É necessário aprender a traduzir os investimentos em dados para resultados que priorizem critérios de alinhamento estratégico, valor e impacto

10 de junho de 2021 - 6h00

(Crédito: Ostapenko Olena/iStock)

A análise de dados vem sendo apontada como uma das mais fortes tendências da transformação digital e o desejo de adotar a metodologia só aumentou com a pandemia, já que as empresas perceberam que a digitalização é um caminho sem volta. E isso não é à toa. Um estudo realizado pela consultoria IDC (International Data Corporation), divulgado em setembro do ano passado, estima que as companhias que utilizam o recurso no Brasil observaram um aumento médio de 20% nas receitas obtidas. No entanto, outro instituto renomado na área de tecnologia, o Gartner, já apontou que 60% dos projetos de big data falham. Mas, então, como lucrar, e não falhar?

Mais comum em setores que têm processos operacionais, de produção ou logísticos, onde já se utilizava algum grau de automatização, software e até recursos de inteligência artificial (IA), o data analytics está chegando nas marcas. E sabendo que precisam adotar essa inovação, muitas companhias recorrem a soluções e ferramentas prontas para tentar transformar digitalmente suas áreas de marketing, vendas e experiência do cliente. E é essa urgência de se de tornar uma “brandtech” da noite para o dia que tem induzido muitas empresas ao erro.
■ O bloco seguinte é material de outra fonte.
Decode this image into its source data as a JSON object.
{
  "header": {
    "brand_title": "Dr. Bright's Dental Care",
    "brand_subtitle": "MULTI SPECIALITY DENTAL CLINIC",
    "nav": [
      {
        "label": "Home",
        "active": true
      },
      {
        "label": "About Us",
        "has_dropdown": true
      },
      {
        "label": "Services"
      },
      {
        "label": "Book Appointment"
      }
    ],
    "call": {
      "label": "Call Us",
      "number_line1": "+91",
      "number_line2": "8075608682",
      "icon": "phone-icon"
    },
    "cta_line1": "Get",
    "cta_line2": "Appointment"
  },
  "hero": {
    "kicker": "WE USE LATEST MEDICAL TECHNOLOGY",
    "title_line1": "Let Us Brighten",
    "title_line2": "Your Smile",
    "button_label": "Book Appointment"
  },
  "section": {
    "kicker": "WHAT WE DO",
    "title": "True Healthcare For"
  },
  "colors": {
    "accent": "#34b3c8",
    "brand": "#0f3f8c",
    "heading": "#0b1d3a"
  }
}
Tom Davenport, professor de tecnologia da informação e gerenciamento no Babson College, com PhD por Harvard e cofundador do International Institute for Analytics (atualmente chamada de “Analytics 4.0”), explica que as empresas que têm estratégias bem-sucedidas nessa área são aquelas capazes de combinar diversas tecnologias e cruzar diferentes bancos de dados, automatizados pela IA, aproveitando ao máximo todo o volume de informações geradas por diferentes áreas. Considerado o “Papa do Analytics”, ele sempre destaca que, além de se dedicarem à obtenção e interpretação dessas informações, essas companhias trazem toda a corporação junta nesse processo, com treinamentos voltados aos colaboradores e o comprometimento das lideranças.
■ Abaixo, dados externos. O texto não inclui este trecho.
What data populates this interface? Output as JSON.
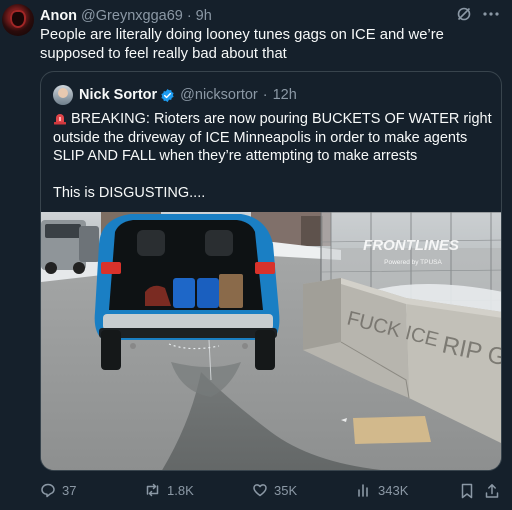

Utilizar a análise de dados de forma eficaz engloba práticas que vão ser semelhantes tanto na operação de uma indústria quanto na transformação digital de uma marca e a forma com que se relaciona com o seu ecossistema. Porque a falha ou sucesso da prática está concentrada na estratégia e na governança. Por isso, digo que o primeiro passo nesse sentido é adotar abordagem corporativa para centralizar esforços não só dos cientistas de dados, mas de toda a empresa ou núcleos capazes de mapear onde o data analytics pode fazer a diferença e, inclusive, eliminar soluções tecnológicas que já não agregam ao negócio.

Outro ponto importante é a promoção de cultura educacional sobre análise de dados, pois só a transferência de conhecimento é que torna possível o envolvimento dos colaboradores na mudança organizacional que incorpore a cultura de tomada de decisões baseada na coleta de informações com percepção profunda sobre os seus consumidores. Também é necessário engajar os C-levels e executivos que se interessam pelo tema para orientar estrategicamente essa missão em toda a corporação.

E, por último, e não menos importante, é necessário aprender a traduzir os investimentos em dados para resultados que priorizem critérios de alinhamento estratégico, valor e impacto. Explico tudo isso porque se tornar uma brandtech ou transformar digitalmente um negócio não se trata apenas de contratar soluções, mas de uma metodologia capaz de conectar diferentes segmentos da empresa entre si e com o cliente por um propósito e identidade únicos.